Ne rien faire, ou presque, n'est pas une perte de temps. C'est un investissement dans quelque chose qu'on ne peut pas fabriquer autrement : la restauration. Pour les enfants comme pour les adultes, le temps non structuré permet à l'esprit de se réorganiser, à la créativité de se réveiller, aux émotions de se réguler et au corps de récupérer d'un rythme soutenu.

Pour les enfants spécifiquement, les étés avec du temps libre, des matins sans programme et des après-midis à s'inventer des jeux, par exemple, sont souvent ceux dont ils gardent les souvenirs les plus importants. Pas les parcs d'attractions ou les camps intensifs, mais les journées interminables dans la cour, les cabanes improvisées et les expériences bricolées avec ce qu'ils ont sous la main.

Pour les parents, ralentir, c'est aussi se rappeler qu'on est une personne en dehors du rôle de parent : un café bu lentement, un livre ouvert sans minuterie, une conversation avec son partenaire qui ne tourne pas autour de la logistique. Ces moments semblent anodins, mais ils sont en réalité essentiels.

 

Comment s'y autoriser concrètement

Se donner la permission de ralentir ne vient pas toute seule. Pour beaucoup de parents, elle doit être une décision consciente et défendue activement. Voici quelques façons de la mettre en pratique :

  • Laissez des semaines intentionnellement vides dans l'agenda de l'été, sans camp, sans activité planifiée, sans obligation. Ce vide est précieux, pas à remplir.
  • Résistez à la comparaison sur les réseaux sociaux : les étés des autres semblent toujours plus remplis et plus épiques que le vôtre. Ce n'est généralement pas la réalité, mais bien une certaine mise en scène.
  • Accueillez l'ennui de vos enfants sans le résoudre immédiatement. Un enfant qui s'ennuie est un enfant à quelques minutes de trouver quelque chose de créatif à faire par lui-même.
  • Choisissez la simplicité délibérément : un pique-nique dans la cour plutôt qu'une sortie organisée, une soirée de jeux de société plutôt qu'une activité planifiée, une journée à la plage sans itinéraire.
  • Protégez vos matins : les matins lents, sans alarme ni course, sont souvent ce dont les enfants comme les parents retiennent comme les plus doux souvenirs d'été.

 

La valeur de l'été ordinaire

Les étés les plus précieux ne sont pas nécessairement les plus remplis.
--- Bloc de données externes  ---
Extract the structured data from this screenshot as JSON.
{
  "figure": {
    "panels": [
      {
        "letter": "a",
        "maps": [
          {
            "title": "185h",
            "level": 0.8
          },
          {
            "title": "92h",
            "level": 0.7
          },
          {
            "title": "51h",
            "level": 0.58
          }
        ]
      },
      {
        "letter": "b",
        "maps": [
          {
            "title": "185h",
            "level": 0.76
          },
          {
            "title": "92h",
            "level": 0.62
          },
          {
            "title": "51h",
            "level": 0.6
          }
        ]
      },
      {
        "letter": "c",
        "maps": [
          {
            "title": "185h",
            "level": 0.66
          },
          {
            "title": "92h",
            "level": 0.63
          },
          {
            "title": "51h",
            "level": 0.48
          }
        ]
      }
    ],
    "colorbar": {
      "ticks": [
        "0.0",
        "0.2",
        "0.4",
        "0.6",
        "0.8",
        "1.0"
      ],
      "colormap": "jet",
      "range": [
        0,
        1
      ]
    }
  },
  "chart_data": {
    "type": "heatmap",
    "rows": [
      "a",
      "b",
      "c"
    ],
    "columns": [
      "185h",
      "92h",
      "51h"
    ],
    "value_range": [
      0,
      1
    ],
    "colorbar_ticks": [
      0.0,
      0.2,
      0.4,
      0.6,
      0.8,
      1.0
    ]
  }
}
Ils sont souvent les plus lents, ceux où le temps s'étire, où personne ne regarde l'heure, où les journées se ressemblent un peu mais où chacune a sa couleur particulière.

S'autoriser à ne rien faire cet été, c'est choisir de récupérer vraiment. C'est offrir à ses enfants le cadeau rare du temps libre et de la présence parentale détendue. Et c'est peut-être arriver à septembre avec quelque chose qu'on n'a pas eu depuis longtemps : de l'élan!